Odger was born in 1813 and, says the Dictionary of National Biography, ‘became a shoemaker at an early age, tramping about the country before settling in London, where he became active in the Ladies' West End Shoemakers' Society. A first-class craftsman, he was the only significant labour leader of his generation to practise his trade throughout his life: his death certificate described him as “Ladies Boot Maker and Public Orator” ‘. Odger, who helped to form the London Trades Council, promoted the cause of parliamentary suffrage through the Manhood Suffrage and Vote by Ballot Association, of which he became chairman in 1862. While editor of the journal The Commonwealth in 1866-67, he voiced support for manhood suffrage as well as other causes such as land redistribution and reduced hours of work. Odger tried to become an MP in five different elections, but was invariably blocked by the Liberals.
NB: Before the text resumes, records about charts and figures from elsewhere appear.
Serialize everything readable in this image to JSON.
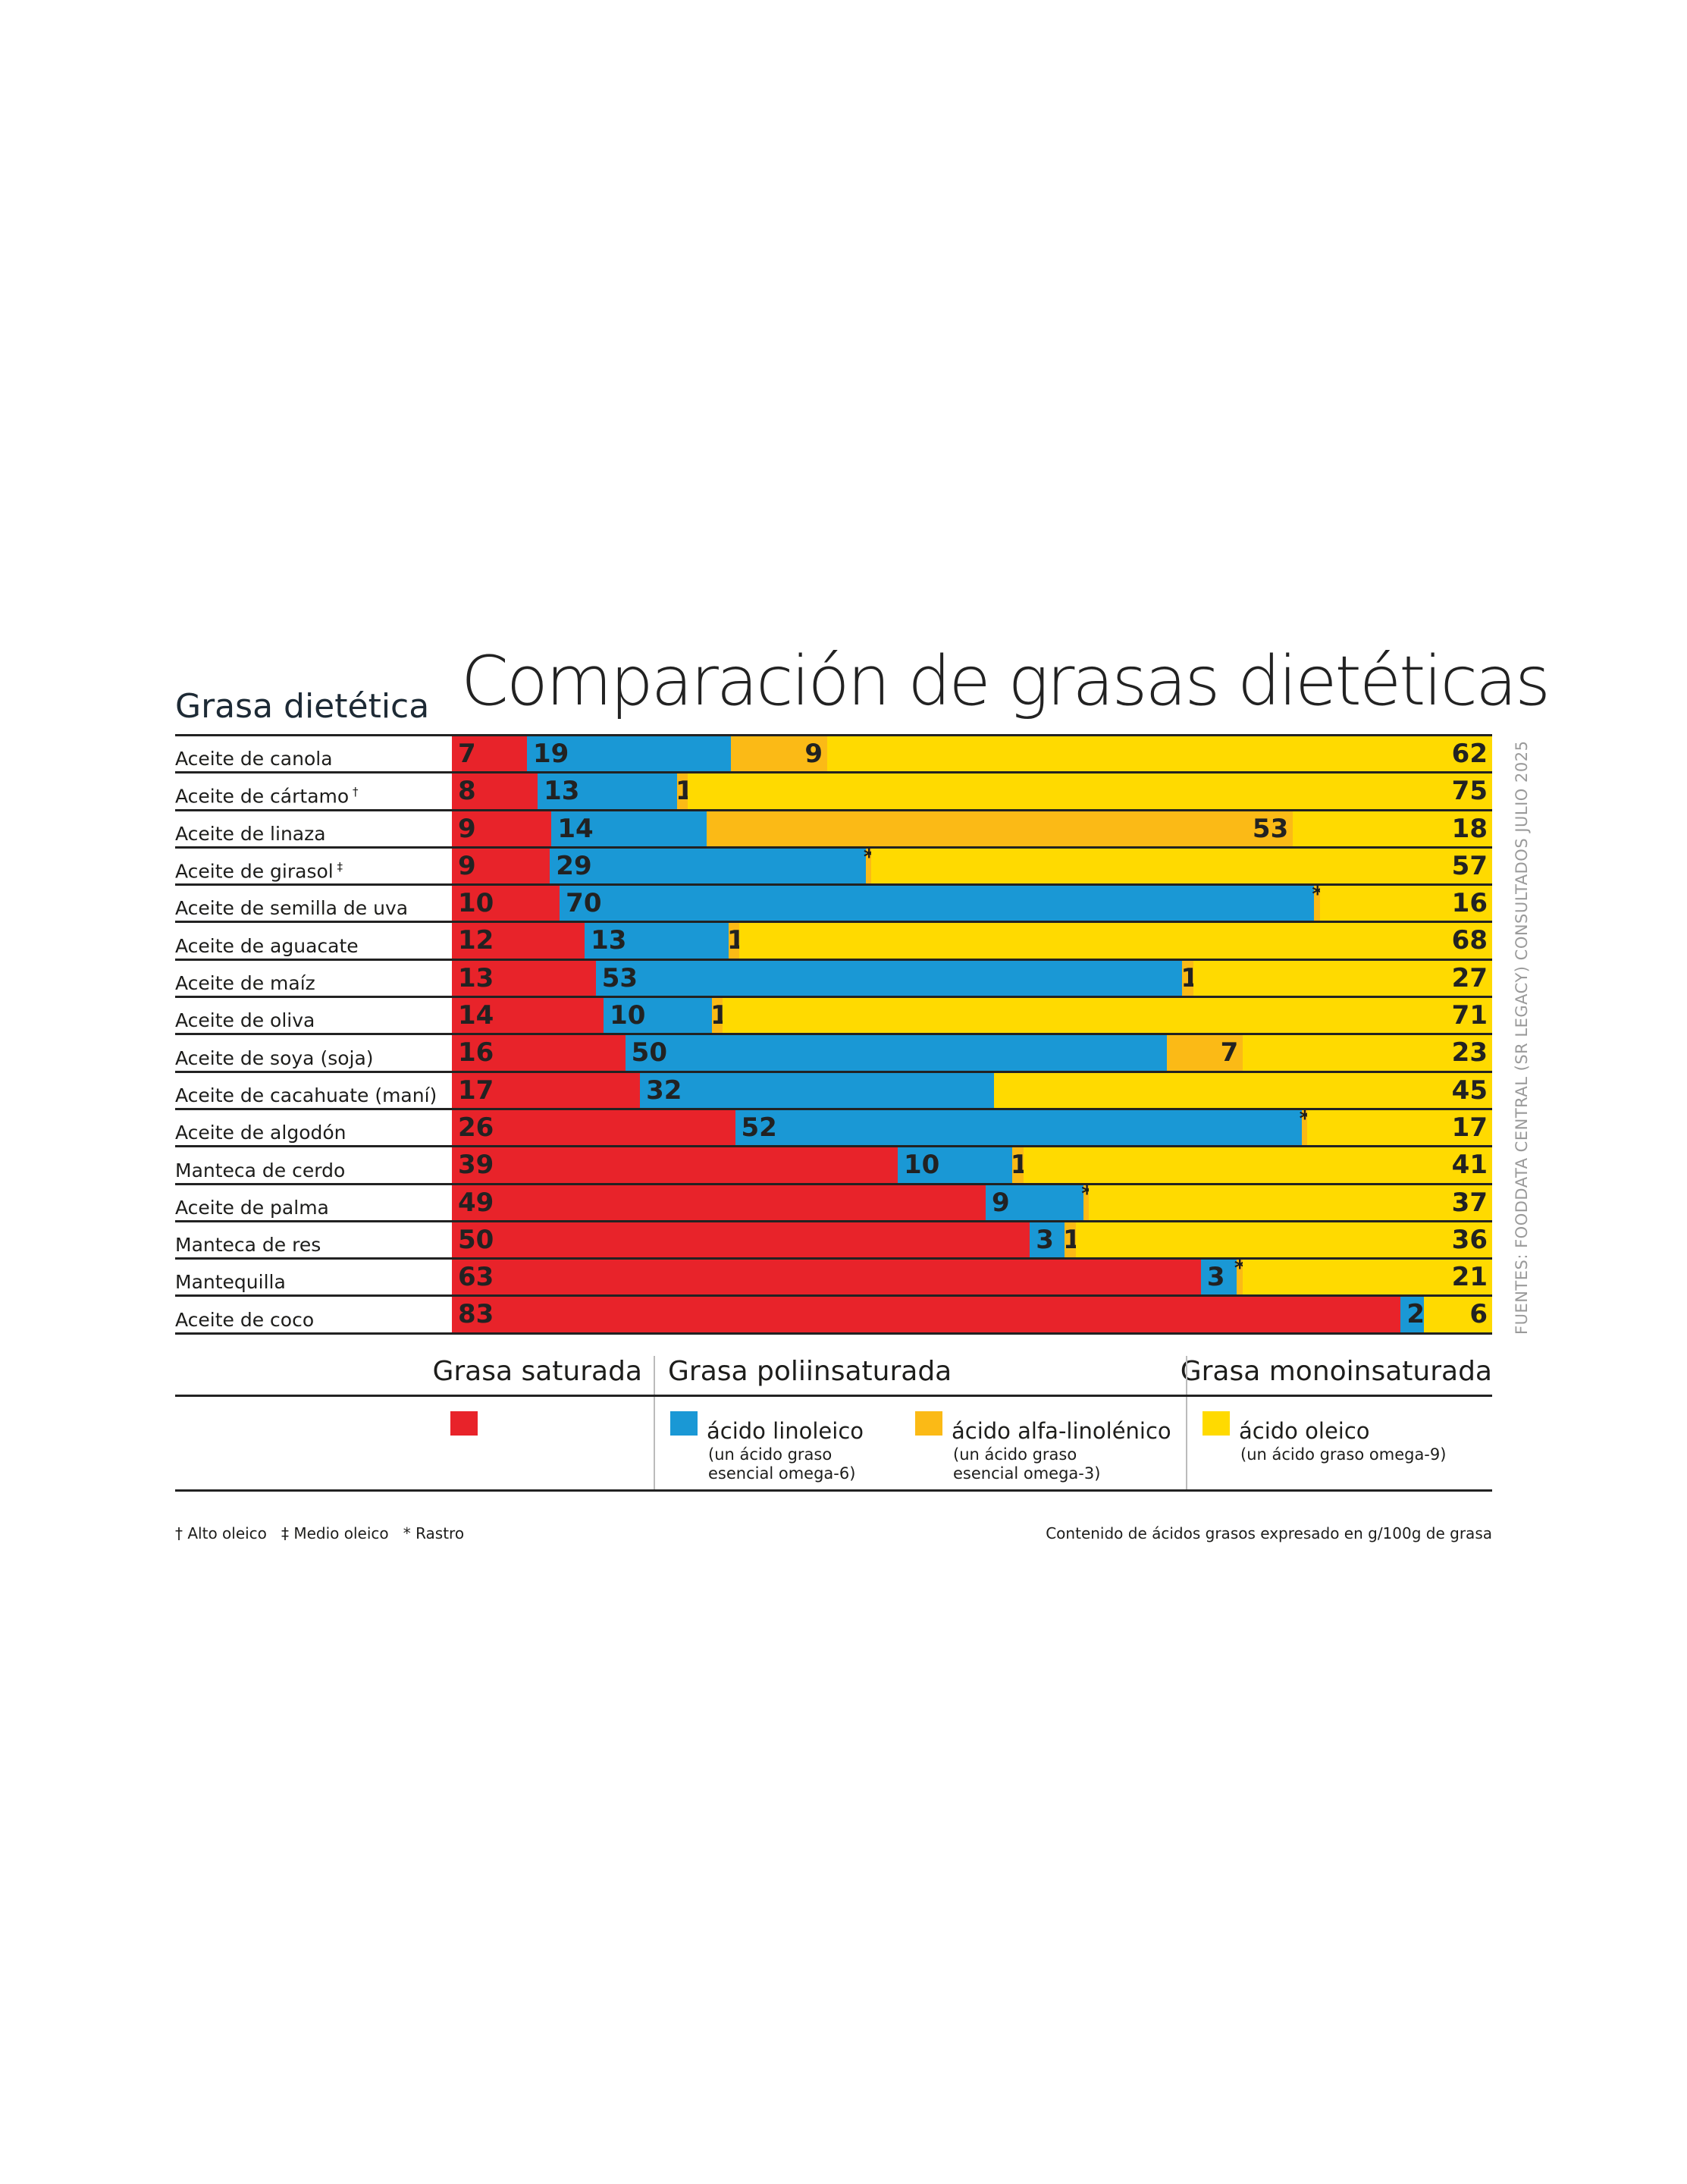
{
  "chart_data": {
    "type": "bar",
    "orientation": "horizontal",
    "stacked": true,
    "title": "Comparación de grasas dietéticas",
    "row_header": "Grasa dietética",
    "unit_note": "Contenido de ácidos grasos expresado en g/100g de grasa",
    "source": "FUENTES: FOODDATA CENTRAL (SR LEGACY) CONSULTADOS JULIO 2025",
    "series": [
      {
        "key": "sat",
        "name": "Grasa saturada",
        "color": "#E8232A"
      },
      {
        "key": "lin",
        "name": "ácido linoleico",
        "color": "#1A98D5"
      },
      {
        "key": "ala",
        "name": "ácido alfa-linolénico",
        "color": "#FBBA16"
      },
      {
        "key": "ole",
        "name": "ácido oleico",
        "color": "#FFDA00"
      }
    ],
    "rows": [
      {
        "label": "Aceite de canola",
        "mark": "",
        "sat": 7,
        "lin": 19,
        "ala": 9,
        "ole": 62
      },
      {
        "label": "Aceite de cártamo",
        "mark": "†",
        "sat": 8,
        "lin": 13,
        "ala": 1,
        "ole": 75
      },
      {
        "label": "Aceite de linaza",
        "mark": "",
        "sat": 9,
        "lin": 14,
        "ala": 53,
        "ole": 18
      },
      {
        "label": "Aceite de girasol",
        "mark": "‡",
        "sat": 9,
        "lin": 29,
        "ala": "*",
        "ole": 57
      },
      {
        "label": "Aceite de semilla de uva",
        "mark": "",
        "sat": 10,
        "lin": 70,
        "ala": "*",
        "ole": 16
      },
      {
        "label": "Aceite de aguacate",
        "mark": "",
        "sat": 12,
        "lin": 13,
        "ala": 1,
        "ole": 68
      },
      {
        "label": "Aceite de maíz",
        "mark": "",
        "sat": 13,
        "lin": 53,
        "ala": 1,
        "ole": 27
      },
      {
        "label": "Aceite de oliva",
        "mark": "",
        "sat": 14,
        "lin": 10,
        "ala": 1,
        "ole": 71
      },
      {
        "label": "Aceite de soya (soja)",
        "mark": "",
        "sat": 16,
        "lin": 50,
        "ala": 7,
        "ole": 23
      },
      {
        "label": "Aceite de cacahuate (maní)",
        "mark": "",
        "sat": 17,
        "lin": 32,
        "ala": null,
        "ole": 45
      },
      {
        "label": "Aceite de algodón",
        "mark": "",
        "sat": 26,
        "lin": 52,
        "ala": "*",
        "ole": 17
      },
      {
        "label": "Manteca de cerdo",
        "mark": "",
        "sat": 39,
        "lin": 10,
        "ala": 1,
        "ole": 41
      },
      {
        "label": "Aceite de palma",
        "mark": "",
        "sat": 49,
        "lin": 9,
        "ala": "*",
        "ole": 37
      },
      {
        "label": "Manteca de res",
        "mark": "",
        "sat": 50,
        "lin": 3,
        "ala": 1,
        "ole": 36
      },
      {
        "label": "Mantequilla",
        "mark": "",
        "sat": 63,
        "lin": 3,
        "ala": "*",
        "ole": 21
      },
      {
        "label": "Aceite de coco",
        "mark": "",
        "sat": 83,
        "lin": 2,
        "ala": null,
        "ole": 6
      }
    ]
  },
  "legend": {
    "sat_header": "Grasa saturada",
    "poly_header": "Grasa poliinsaturada",
    "mono_header": "Grasa monoinsaturada",
    "lin_label": "ácido linoleico",
    "lin_sub1": "(un ácido graso",
    "lin_sub2": "esencial omega-6)",
    "ala_label": "ácido alfa-linolénico",
    "ala_sub1": "(un ácido graso",
    "ala_sub2": "esencial omega-3)",
    "ole_label": "ácido oleico",
    "ole_sub1": "(un ácido graso omega-9)"
  },
  "footnotes": {
    "marks": "† Alto oleico   ‡ Medio oleico   * Rastro"
  }
}
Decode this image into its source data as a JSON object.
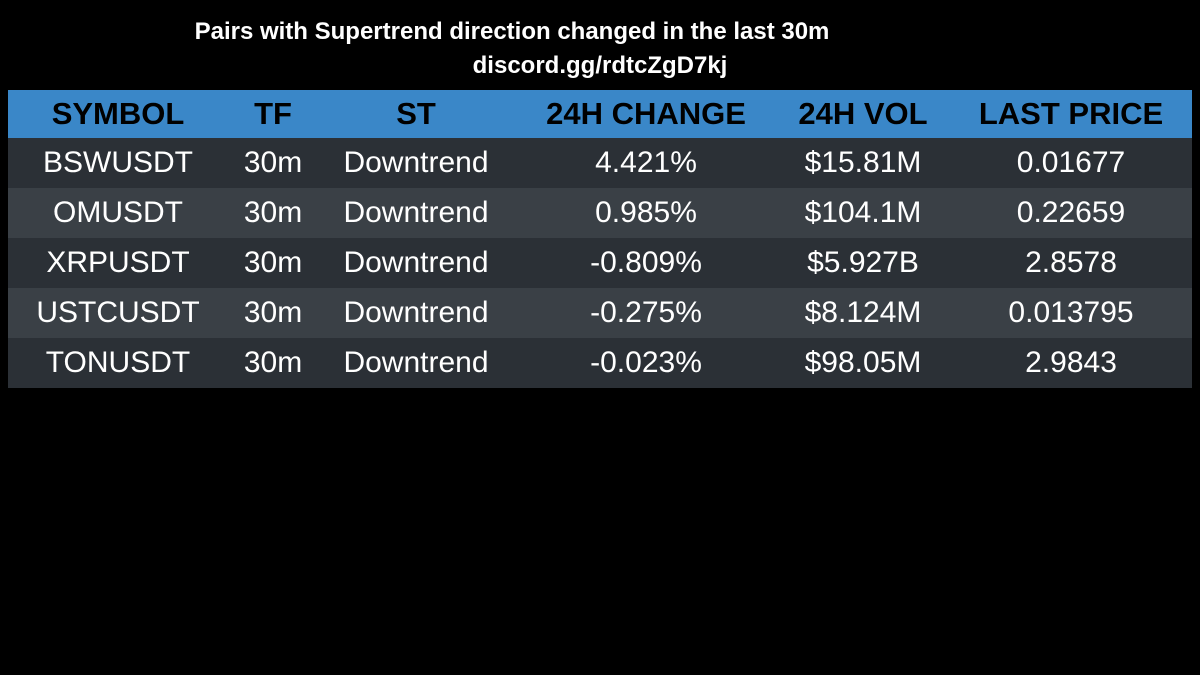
{
  "header": {
    "title": "Pairs with Supertrend direction changed in the last 30m",
    "subtitle": "discord.gg/rdtcZgD7kj"
  },
  "table": {
    "columns": [
      "SYMBOL",
      "TF",
      "ST",
      "24H CHANGE",
      "24H VOL",
      "LAST PRICE"
    ],
    "rows": [
      [
        "BSWUSDT",
        "30m",
        "Downtrend",
        "4.421%",
        "$15.81M",
        "0.01677"
      ],
      [
        "OMUSDT",
        "30m",
        "Downtrend",
        "0.985%",
        "$104.1M",
        "0.22659"
      ],
      [
        "XRPUSDT",
        "30m",
        "Downtrend",
        "-0.809%",
        "$5.927B",
        "2.8578"
      ],
      [
        "USTCUSDT",
        "30m",
        "Downtrend",
        "-0.275%",
        "$8.124M",
        "0.013795"
      ],
      [
        "TONUSDT",
        "30m",
        "Downtrend",
        "-0.023%",
        "$98.05M",
        "2.9843"
      ]
    ]
  }
}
The Library has a copy of a ballad from the 1870 election in Southwark when as the Working Men’s Candidate he narrowly lost to the Conservative Colonel Beresford (according to the ditty ‘a rum old codger’; somehow that rhyme was inevitable...) after Liberal Sydney Waterlow (who the ballad claims ‘knows as much about the poor man’s rights/As a donkey knows of printing’) failed to withdraw from the contest in Odger’s favour until too late.
The Spectator of 19 February 1870 described it as follows:
Mr Odger has lost his election for Southwark by a majority of 304 against him, the Tory, Colonel Beresford, having been returned. Sir Sydney Waterlow polled more than thirteen hundred votes fewer than Mr. Odger, but then he resigned shortly after two o'clock in favour of Mr. Odger, and it would seem that his supporters were so little willing to accept his resignation in that sense, that some of them at least voted for Colonel Beresford rather than support an artisan. Certainly, as far as we can judge, the retirement of Sir Sydney Waterlow hardly at all improved Mr. Odger's subsequent poll, but rather increased the distance between his poll and the Conservative's. Nevertheless the result is that, for the first time, a member of the artizan class has polled upwards of 4,500 votes, and a considerably greater number of votes than a most wealthy, respectable, and benevolent member of the middle-class, who, in this borough, had every advantage that local connection could give him. That alone should be a pledge to members of the operative class that if they steadily persevere in their attempts to break down the class-feeling which at present excludes them from the House of Commons, they will soon succeed, and have quite sufficient success to secure to the House of Commons a very adequate infusion of the poorest, but by no means the least acute and energetic, class of the English people.
Our new caricature dates from the year after that election and, in the spirit of The Hornet (a satirical magazine which a couple of weeks earlier had, in a cartoon still often reproduced, depicted Charles Darwin as an ape) mocks Odger and his radical campaigning for ‘liberty, equality and absurdity’. The cap of liberty on the flagpole that he is holding has become a fool’s cap, and his shabby footwear does no credit to a proud shoe-maker. The wording accompanying the People’s Dodger cartoon, with phrases such as ‘Unfurl the red cotton pocket-handkerchief of freedom. Sound the half-penny tin whistle of liberty!’, reads a bit like a Private Eye lampoon of today. George Odger died in 1877, and a procession of London workers followed his funeral cortège to Brompton cemetery.